3 reasons to put semantic ad technology in your arsenal

Not a day goes by when we're not faced with the gloom of the economy in general, and online business is no different. While advertising is here to stay as a revenue model for many publishers, they face shrinking CPMs and an ever-growing need for advertisers to show robust ROI for their advertising campaigns.

But, targeting techniques have not improved much since the last recession. The industry has failed to update the technology to a level worthy of the massive, growing, internet advertising market. Publishers are feeling the need to get very creative in deriving as much revenue as possible from their inventory, and need an edge in order to thrive in the new economic reality.

It's going to be an uphill battle because every publisher faces certain limitations. No matter how big a player they are, publishers have a defined set of URLs that are categorized according to content and advertising. The publisher decides what ads fit on which page categories, and loads various articles of similar topic onto that page.

But content is a complex, shifting thing.

No two web pages are the same in meaning. Despite this, however, they are often posted to the same URL category, because a more granular level of inventory is too complicated to manage. That's why a URL categorized for technology articles will have a story about software but ads for cellular phones. Most likely, that means advertising funds were spent ineffectively, and a publisher is showing a poor click-through rate.

The next problem is related to the frequently confusing nature of keywords. Contextual advertising systems, which are an industry mainstay, use keywords contained in content to trigger the placement of certain ads on a page. But when one keyword means two different things, or occurs in an unintended context, advertising money goes down the drain. That's why the Hilton Hotel in Paris would hypothetically pay for ads sent to pages about Paris Hilton. Examples abound -- just do a keyword search (there's irony for you) for "contextual advertising mistakes" or a variant thereof. Again, such advertising is unlikely to result in a click-through.

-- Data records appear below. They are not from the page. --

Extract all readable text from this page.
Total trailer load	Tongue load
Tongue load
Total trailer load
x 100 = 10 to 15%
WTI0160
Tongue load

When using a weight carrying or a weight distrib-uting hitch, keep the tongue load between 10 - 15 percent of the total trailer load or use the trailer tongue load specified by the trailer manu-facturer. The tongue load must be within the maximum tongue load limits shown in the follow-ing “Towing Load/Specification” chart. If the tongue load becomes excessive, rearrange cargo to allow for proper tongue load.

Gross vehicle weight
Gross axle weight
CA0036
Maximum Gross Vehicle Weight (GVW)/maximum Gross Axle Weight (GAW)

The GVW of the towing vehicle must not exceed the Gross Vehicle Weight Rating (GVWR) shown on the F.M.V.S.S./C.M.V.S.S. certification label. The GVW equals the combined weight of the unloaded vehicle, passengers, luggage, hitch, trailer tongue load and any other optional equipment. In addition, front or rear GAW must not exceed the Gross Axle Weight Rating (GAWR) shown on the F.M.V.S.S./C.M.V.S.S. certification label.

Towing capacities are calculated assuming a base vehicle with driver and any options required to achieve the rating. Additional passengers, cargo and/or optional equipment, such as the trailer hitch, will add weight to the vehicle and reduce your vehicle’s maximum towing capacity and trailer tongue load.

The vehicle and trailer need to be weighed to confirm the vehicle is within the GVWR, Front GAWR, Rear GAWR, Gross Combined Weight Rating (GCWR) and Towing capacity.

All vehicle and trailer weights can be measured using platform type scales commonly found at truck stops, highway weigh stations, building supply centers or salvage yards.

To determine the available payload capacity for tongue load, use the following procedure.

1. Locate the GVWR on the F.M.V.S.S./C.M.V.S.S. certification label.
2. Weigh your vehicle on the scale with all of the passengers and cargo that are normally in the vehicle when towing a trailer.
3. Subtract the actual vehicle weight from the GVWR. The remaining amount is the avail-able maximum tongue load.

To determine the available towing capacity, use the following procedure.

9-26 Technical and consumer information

Semantics: the future of web monetization
There is a new level of utility and interactivity coming to the net, largely based on semantics, machine learning, and natural language processing. The business engine behind these developments is semantic advertising technology. Its purpose is to understand web page content so that ads can be attached to the most relevant articles. Using developments in natural language processing and machine learning, semantic advertising algorithms go beyond the simple use of keywords by analyzing various words on a page to establish meaning. The upshot here is that publishers now have a much more effective way to target their advertising, enhance ROI advertisers, and make more money. Semantic advertising enables three important abilities that can potentially save a lot of online publishers from gloom and doom:

  1. Optimize your URL inventory: Semantic advertising technology can reorganize and classify a URL inventory into several different and/or new categories and sub-categories. The process is done automatically and on-the-fly. This effectively allows publishers to get more classifications per page and make the utmost of their limited number of URLs. The technology also performs in a way that non-intuitive areas are sometimes found, such as putting URLs in a category that a publisher never considered before. More categories mean more exposure, which means more impressions and click-throughs. Publishers also get new opportunities to cross-sell, attract more advertisers, and increase the number of products sold per client. And less ad space gets sold as remnant traffic. All this comes without increasing the administrative burden on the sales force -- except for dealing with more business. 
  2. Improve your targeting: Semantic advertising technology connects the true meaning and sentiment of a web page with the most relevant advertising. Put simply, semantics makes sure that the ads and the web page content are pretty much about the same thing, maximizing the chance that the reader will have an interest in the advertised product or service.
  3. Improve the advertiser experience: Overall, semantic advertising technology ensures that both the publisher and the advertiser client get to win. By improving the possibility of sales conversion, a publisher's website can achieve the results that advertisers demand. It lets publishers reverse the current downward trend of profit by ensuring that clients continue or even improve advertising contracts and contract terms. 

Semantic advertising technology is real and exists today. Real world results with top-tier online publishers have racked up impressive increases of various metrics such as click-through rates, target category impression delivery, category lift, and growth in sellable advertising channels. It also enables savvy publishers and advertisers to prosper even during challenging times, and is poised to become the new standard in online content monetization and advertising.

Amiad Solomon is the founder and CEO of Peer39.

 

Comments

Emily Gray
Emily Gray February 23, 2009 at 7:38 PM

Peer39's technology looks truly state of the art to me. The fact that they're combining numeric-based technology (machine learning) and symbolic-based technique such as natural language have something to say about what they're doing, because these 2 non-compatible domains are quite difficult to combine into one single framework. You can use or adopt them both in an application, but they're not working as one framework. They're still 2 different methods working together in one application. There is progress in its development and it will continue to improve over time and there is no doubt that Peer39 is right into its development at the moment.